Hut site, Mooghaun, Co. Clare
Co. Clare |
Settlement Sites
Mooghaun hillfort in County Clare is one of the largest later Bronze Age hillforts in Ireland, a site of considerable complexity.
What makes a small discovery within it quietly remarkable is that the hillfort itself came second. Before the great ramparts were ever raised, somebody was already living here, and the physical evidence of that earlier presence survives as a circle of holes in the ground.

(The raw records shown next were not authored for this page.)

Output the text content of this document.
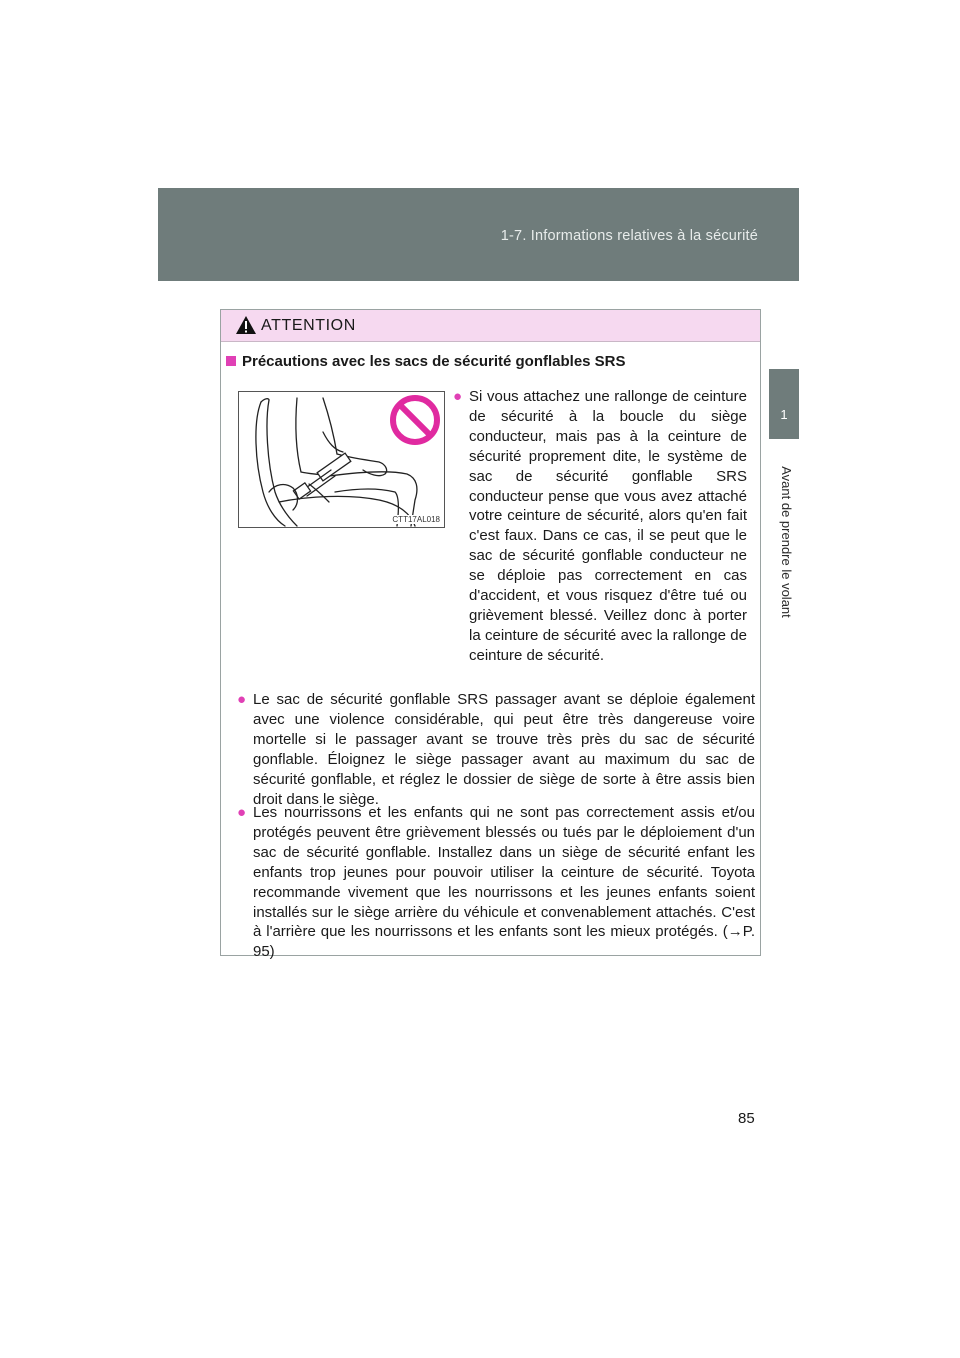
1-7. Informations relatives à la sécurité
1
Avant de prendre le volant
ATTENTION
Précautions avec les sacs de sécurité gonflables SRS
CTT17AL018
● Si vous attachez une rallonge de ceinture de sécurité à la boucle du siège conducteur, mais pas à la ceinture de sécurité proprement dite, le système de sac de sécurité gonflable SRS conducteur pense que vous avez attaché votre ceinture de sécurité, alors qu'en fait c'est faux. Dans ce cas, il se peut que le sac de sécurité gonflable conducteur ne se déploie pas correctement en cas d'accident, et vous risquez d'être tué ou grièvement blessé. Veillez donc à porter la ceinture de sécurité avec la rallonge de ceinture de sécurité.
● Le sac de sécurité gonflable SRS passager avant se déploie également avec une violence considérable, qui peut être très dangereuse voire mortelle si le passager avant se trouve très près du sac de sécurité gonflable. Éloignez le siège passager avant au maximum du sac de sécurité gonflable, et réglez le dossier de siège de sorte à être assis bien droit dans le siège.
● Les nourrissons et les enfants qui ne sont pas correctement assis et/ou protégés peuvent être grièvement blessés ou tués par le déploiement d'un sac de sécurité gonflable. Installez dans un siège de sécurité enfant les enfants trop jeunes pour pouvoir utiliser la ceinture de sécurité. Toyota recommande vivement que les nourrissons et les jeunes enfants soient installés sur le siège arrière du véhicule et convenablement attachés. C'est à l'arrière que les nourrissons et les enfants sont les mieux protégés. (→P. 95)
85
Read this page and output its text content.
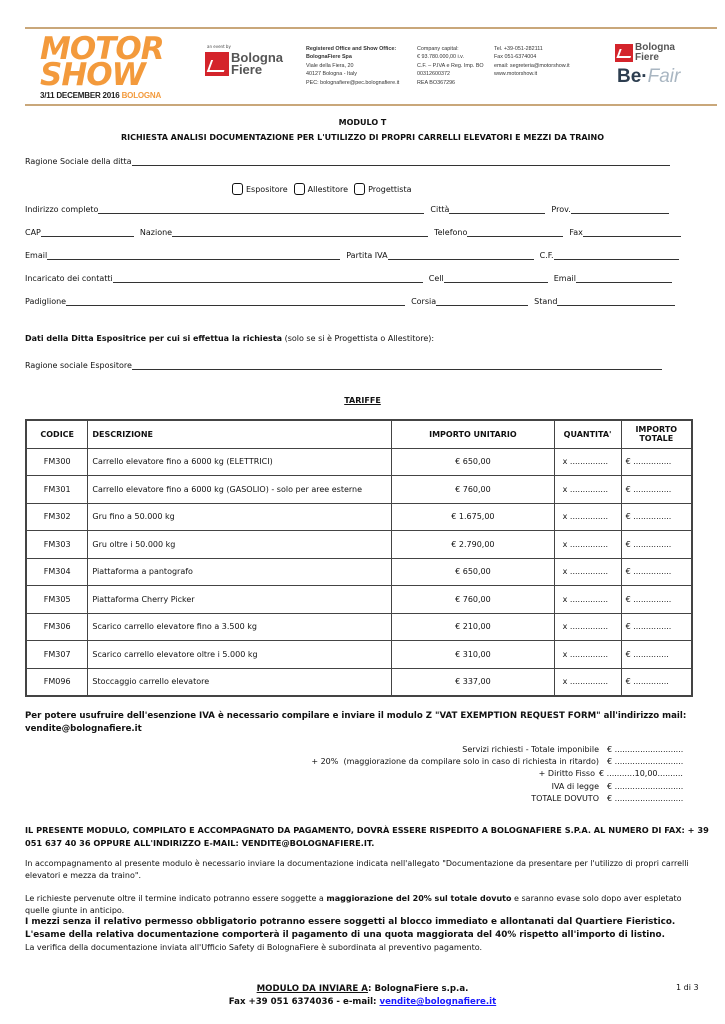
MOTOR
SHOW
3/11 DECEMBER 2016 BOLOGNA
an event by
Bologna
Fiere
Registered Office and Show Office:
BolognaFiere Spa
Viale della Fiera, 20
40127 Bologna - Italy
PEC: bolognafiere@pec.bolognafiere.it
Company capital:
€ 93.780.000,00 i.v.
C.F. – P.IVA e Reg. Imp. BO
00312600372
REA BO367296
Tel. +39-051-282111
Fax 051-6374004
email: segreteria@motorshow.it
www.motorshow.it
Bologna
Fiere
Be·Fair
MODULO T
RICHIESTA ANALISI DOCUMENTAZIONE PER L'UTILIZZO DI PROPRI CARRELLI ELEVATORI E MEZZI DA TRAINO
Ragione Sociale della ditta
Espositore	Allestitore	Progettista
Indirizzo completo	Città	Prov.
CAP	Nazione	Telefono	Fax
Email	Partita IVA	C.F.
Incaricato dei contatti	Cell	Email
Padiglione	Corsia	Stand
Dati della Ditta Espositrice per cui si effettua la richiesta (solo se si è Progettista o Allestitore):
Ragione sociale Espositore
TARIFFE
CODICE	DESCRIZIONE	IMPORTO UNITARIO	QUANTITA'	IMPORTO TOTALE
FM300	Carrello elevatore fino a 6000 kg (ELETTRICI)	€ 650,00	x ...............	€ ...............
FM301	Carrello elevatore fino a 6000 kg (GASOLIO) - solo per aree esterne	€ 760,00	x ...............	€ ...............
FM302	Gru fino a 50.000 kg	€ 1.675,00	x ...............	€ ...............
FM303	Gru oltre i 50.000 kg	€ 2.790,00	x ...............	€ ...............
FM304	Piattaforma a pantografo	€ 650,00	x ...............	€ ...............
FM305	Piattaforma Cherry Picker	€ 760,00	x ...............	€ ...............
FM306	Scarico carrello elevatore fino a 3.500 kg	€ 210,00	x ...............	€ ...............
FM307	Scarico carrello elevatore oltre i 5.000 kg	€ 310,00	x ...............	€ ..............
FM096	Stoccaggio carrello elevatore	€ 337,00	x ...............	€ ..............
Per potere usufruire dell'esenzione IVA è necessario compilare e inviare il modulo Z "VAT EXEMPTION REQUEST FORM" all'indirizzo mail: vendite@bolognafiere.it
Servizi richiesti - Totale imponibile	€ ...........................
+ 20%  (maggiorazione da compilare solo in caso di richiesta in ritardo)	€ ...........................
+ Diritto Fisso € ...........10,00..........
IVA di legge	€ ...........................
TOTALE DOVUTO	€ ...........................
IL PRESENTE MODULO, COMPILATO E ACCOMPAGNATO DA PAGAMENTO, DOVRÀ ESSERE RISPEDITO A BOLOGNAFIERE S.P.A. AL NUMERO DI FAX: + 39 051 637 40 36 OPPURE ALL'INDIRIZZO E-MAIL: VENDITE@BOLOGNAFIERE.IT.
In accompagnamento al presente modulo è necessario inviare la documentazione indicata nell'allegato "Documentazione da presentare per l'utilizzo di propri carrelli elevatori e mezza da traino".
Le richieste pervenute oltre il termine indicato potranno essere soggette a maggiorazione del 20% sul totale dovuto e saranno evase solo dopo aver espletato quelle giunte in anticipo.
I mezzi senza il relativo permesso obbligatorio potranno essere soggetti al blocco immediato e allontanati dal Quartiere Fieristico. L'esame della relativa documentazione comporterà il pagamento di una quota maggiorata del 40% rispetto all'importo di listino.
La verifica della documentazione inviata all'Ufficio Safety di BolognaFiere è subordinata al preventivo pagamento.
MODULO DA INVIARE A: BolognaFiere s.p.a.
Fax +39 051 6374036 - e-mail: vendite@bolognafiere.it
1 di 3
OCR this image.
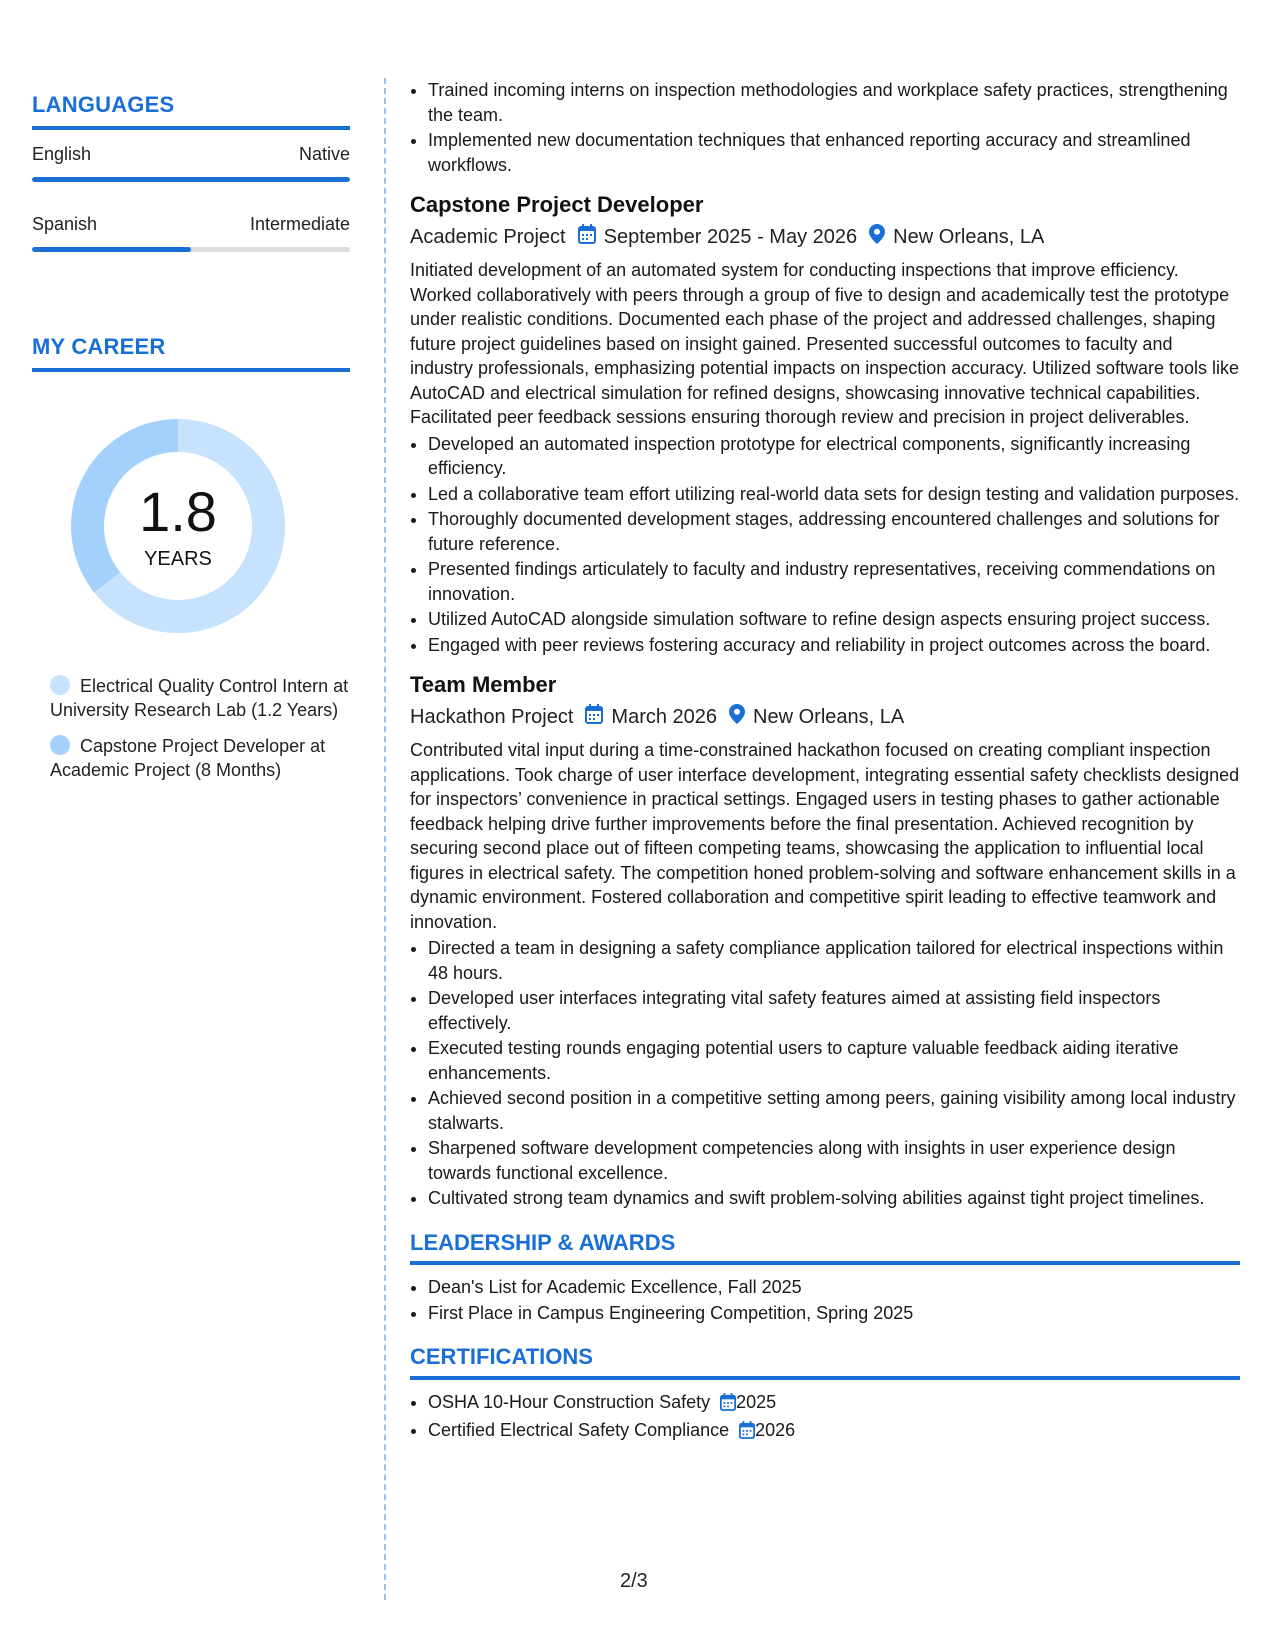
LANGUAGES
English	Native
Spanish	Intermediate
MY CAREER
1.8
YEARS
Electrical Quality Control Intern at University Research Lab (1.2 Years)
Capstone Project Developer at Academic Project (8 Months)
• Trained incoming interns on inspection methodologies and workplace safety practices, strengthening the team.
• Implemented new documentation techniques that enhanced reporting accuracy and streamlined workflows.
Capstone Project Developer
Academic Project September 2025 - May 2026 New Orleans, LA
Initiated development of an automated system for conducting inspections that improve efficiency. Worked collaboratively with peers through a group of five to design and academically test the prototype under realistic conditions. Documented each phase of the project and addressed challenges, shaping future project guidelines based on insight gained. Presented successful outcomes to faculty and industry professionals, emphasizing potential impacts on inspection accuracy. Utilized software tools like AutoCAD and electrical simulation for refined designs, showcasing innovative technical capabilities. Facilitated peer feedback sessions ensuring thorough review and precision in project deliverables.
• Developed an automated inspection prototype for electrical components, significantly increasing efficiency.
• Led a collaborative team effort utilizing real-world data sets for design testing and validation purposes.
• Thoroughly documented development stages, addressing encountered challenges and solutions for future reference.
• Presented findings articulately to faculty and industry representatives, receiving commendations on innovation.
• Utilized AutoCAD alongside simulation software to refine design aspects ensuring project success.
• Engaged with peer reviews fostering accuracy and reliability in project outcomes across the board.
Team Member
Hackathon Project March 2026 New Orleans, LA
Contributed vital input during a time-constrained hackathon focused on creating compliant inspection applications. Took charge of user interface development, integrating essential safety checklists designed for inspectors’ convenience in practical settings. Engaged users in testing phases to gather actionable feedback helping drive further improvements before the final presentation. Achieved recognition by securing second place out of fifteen competing teams, showcasing the application to influential local figures in electrical safety. The competition honed problem-solving and software enhancement skills in a dynamic environment. Fostered collaboration and competitive spirit leading to effective teamwork and innovation.
• Directed a team in designing a safety compliance application tailored for electrical inspections within 48 hours.
• Developed user interfaces integrating vital safety features aimed at assisting field inspectors effectively.
• Executed testing rounds engaging potential users to capture valuable feedback aiding iterative enhancements.
• Achieved second position in a competitive setting among peers, gaining visibility among local industry stalwarts.
• Sharpened software development competencies along with insights in user experience design towards functional excellence.
• Cultivated strong team dynamics and swift problem-solving abilities against tight project timelines.
LEADERSHIP & AWARDS
• Dean's List for Academic Excellence, Fall 2025
• First Place in Campus Engineering Competition, Spring 2025
CERTIFICATIONS
• OSHA 10-Hour Construction Safety 2025
• Certified Electrical Safety Compliance 2026
2/3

Excavated in 1995 as part of the Discovery Programme's North Munster Project, this hut site was found inside the middle rampart in the south-eastern quadrant of the hillfort. The excavation revealed forty-one post and stake-holes arranged in a circle roughly four metres in diameter. Post-holes are the voids left in soil after wooden upright timbers decay or are removed, and in combination with smaller stake-holes they allow archaeologists to reconstruct the plan of a structure that otherwise left no trace above ground. At Mooghaun, one central post-hole and a cluster of four others with diameters between 0.14 and 0.16 metres suggest a building with sturdy internal roof supports, implying something rather more substantial than a temporary shelter. Critically, the hut predates the construction of the rampart, placing it in the first phase of human activity on this hilltop, before the landscape was reorganised into the defended enclosure visible today. The findings were published by Eoin Grogan in 2005.